A Texas Republican who previously worked as former President Donald Trump’s physician allegedly threatened to beat up a state trooper and bring down a local sheriff while he was briefly detained at a July rodeo, according to a sheriff’s report.
“I’m going to beat that motherfuckers’ ass!” Rep. Ronny Jackson allegedly said during the July 29 incident at the White Deer Rodeo, a Carson County Sheriff's Office’s incident report obtained by The Texas Tribune states.
The outburst is among several new details about the incident, where authorities allege Jackson screamed at deputies trying to clear the area for emergency medical workers attempting to help a teenager who was having a seizure. During the incident, deputies allegedly asked the former White House physician, who also served under George W. Bush and Barack Obama, to step back about four times so they could assist the teenager.
ADVERTISEMENT
Eventually, after Jackson allegedly refused to comply, deputies were forced to handcuff and briefly detain the Republican congressman.
After he was released, Jackson allegedly went scorched earth on law enforcement officers, demanding that Carson County Sheriff Tam Terry call him. While on the phone, the report states, Terry said Jackson warned that he would “bury me in the next election.” Jackson also allegedly said he was “fucking pissed” about the incident, said the deputies exercised bad judgment, and demanded an investigation.
“Game on,” Terry wrote in the report about the election threat.
The report, however, starkly contrasts Jackson’s version of the July 29 incident. In a statement after the event, a spokesperson for Jackson insisted that the lawmaker was detained amid a “very loud and chaotic environment” and was released when authorities realized the doctor was just trying to assist. The statement also stressed that Jackson was merely sitting in the stands during the rodeo near Amarillo, Texas, “in full view of the assembled crowd.”

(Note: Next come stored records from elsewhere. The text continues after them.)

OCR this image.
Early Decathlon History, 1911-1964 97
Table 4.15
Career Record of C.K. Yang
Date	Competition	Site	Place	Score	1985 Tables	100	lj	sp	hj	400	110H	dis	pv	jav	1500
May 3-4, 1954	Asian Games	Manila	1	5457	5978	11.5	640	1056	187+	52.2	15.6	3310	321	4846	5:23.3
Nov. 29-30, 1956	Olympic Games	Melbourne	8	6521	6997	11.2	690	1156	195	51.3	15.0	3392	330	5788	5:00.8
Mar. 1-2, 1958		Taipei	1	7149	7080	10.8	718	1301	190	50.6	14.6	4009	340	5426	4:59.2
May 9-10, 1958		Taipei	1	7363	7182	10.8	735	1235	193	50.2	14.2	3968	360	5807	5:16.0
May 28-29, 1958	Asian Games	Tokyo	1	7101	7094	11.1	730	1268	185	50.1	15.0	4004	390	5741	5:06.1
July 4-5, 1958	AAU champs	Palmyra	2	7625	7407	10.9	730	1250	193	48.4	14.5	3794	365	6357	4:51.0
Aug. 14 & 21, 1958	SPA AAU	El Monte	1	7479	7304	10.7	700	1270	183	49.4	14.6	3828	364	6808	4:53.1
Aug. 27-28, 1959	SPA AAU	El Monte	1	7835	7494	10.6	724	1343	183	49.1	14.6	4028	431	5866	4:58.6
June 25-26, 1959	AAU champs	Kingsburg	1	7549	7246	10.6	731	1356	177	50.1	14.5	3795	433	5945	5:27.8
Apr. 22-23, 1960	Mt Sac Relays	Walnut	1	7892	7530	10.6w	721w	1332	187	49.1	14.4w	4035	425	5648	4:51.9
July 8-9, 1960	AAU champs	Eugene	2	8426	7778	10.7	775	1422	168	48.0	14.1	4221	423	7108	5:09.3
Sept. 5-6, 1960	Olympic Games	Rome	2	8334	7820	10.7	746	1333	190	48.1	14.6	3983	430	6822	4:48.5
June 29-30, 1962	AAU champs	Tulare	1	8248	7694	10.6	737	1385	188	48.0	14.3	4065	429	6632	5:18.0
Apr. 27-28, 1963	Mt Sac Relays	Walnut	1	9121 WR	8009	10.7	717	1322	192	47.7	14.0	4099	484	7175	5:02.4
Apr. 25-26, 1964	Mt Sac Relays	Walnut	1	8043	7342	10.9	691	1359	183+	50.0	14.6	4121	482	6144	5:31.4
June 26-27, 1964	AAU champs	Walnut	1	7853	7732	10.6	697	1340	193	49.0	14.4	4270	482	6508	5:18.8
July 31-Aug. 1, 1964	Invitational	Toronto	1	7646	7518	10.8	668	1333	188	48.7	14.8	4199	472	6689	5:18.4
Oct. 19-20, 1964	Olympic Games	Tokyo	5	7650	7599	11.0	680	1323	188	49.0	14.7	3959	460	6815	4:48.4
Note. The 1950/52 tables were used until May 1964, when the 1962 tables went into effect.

“Congressman Jackson was not drinking and was prevented from giving medical care in a potentially life-threatening situation due to overly aggressive and incompetent actions by the local authorities present at the time of the incident,” a Jackson spokesperson told The Daily Beast on Saturday.
“Again, he was asked to help the teenager when no other uniformed medics were present. Congressman Jackson, as a trained ER physician, will not apologize for sparing no effort to help in a medical emergency, especially when the circumstances were chaotic and the local authorities refused to help the situation,” the spokesperson added.
But the report offers a different story. According to The Texas Tribune, the report states that Jackson was drinking backstage at the White Deer rodeo. After the teenager collapsed, the report states that Jackson was among the group that crowded around the teenager, prompting authorities to try to clear the area.
In an interview with CNN, a traveling nurse who was related to the teenage patient said that Jackson was trying to assist in the “loud, chaotic” incident where “everyone was just screaming ‘Get back, get back, get back.” She added that she was pushed back and punched in the chest while authorities were trying to clear the area—and that she saw a law enforcer scream in Jackson’s face to “Get the fuck back.”
The report states that Jackson then allegedly uttered the profanity at the Department of Public Safety Trooper after he asked him to move back.
“He was trying to tell them that he was a doctor and probably trying to tell him who he was, to be honest. And they were screaming that they did not effing care who he was,” Linda Dianne Shouse told CNN. “And the next thing I knew, they had him on the ground, grabbed him by the shirt, threw him on the ground, face first into the concrete, and had him in cuffs.”
Jackson was then escorted out of the rodeo grounds, where the handcuffs were removed. The report states that afterward, the congressman allegedly continued to yell, and his wife even demanded the law enforcer’s information. Later that evening, he allegedly had a call with the sheriff.
The congressman first joined the White House Medical Unit as a physician in 2006, where he served under three presidents. He was first elected 13th Congressional District in 2020 and re-elected in 2022, setting up a potential U.S. Senate run in 2026.
Jackson is also notably one of Trump’s most vocal allies and was named to be a part of the former president’s Texas Elected Leadership Team in March.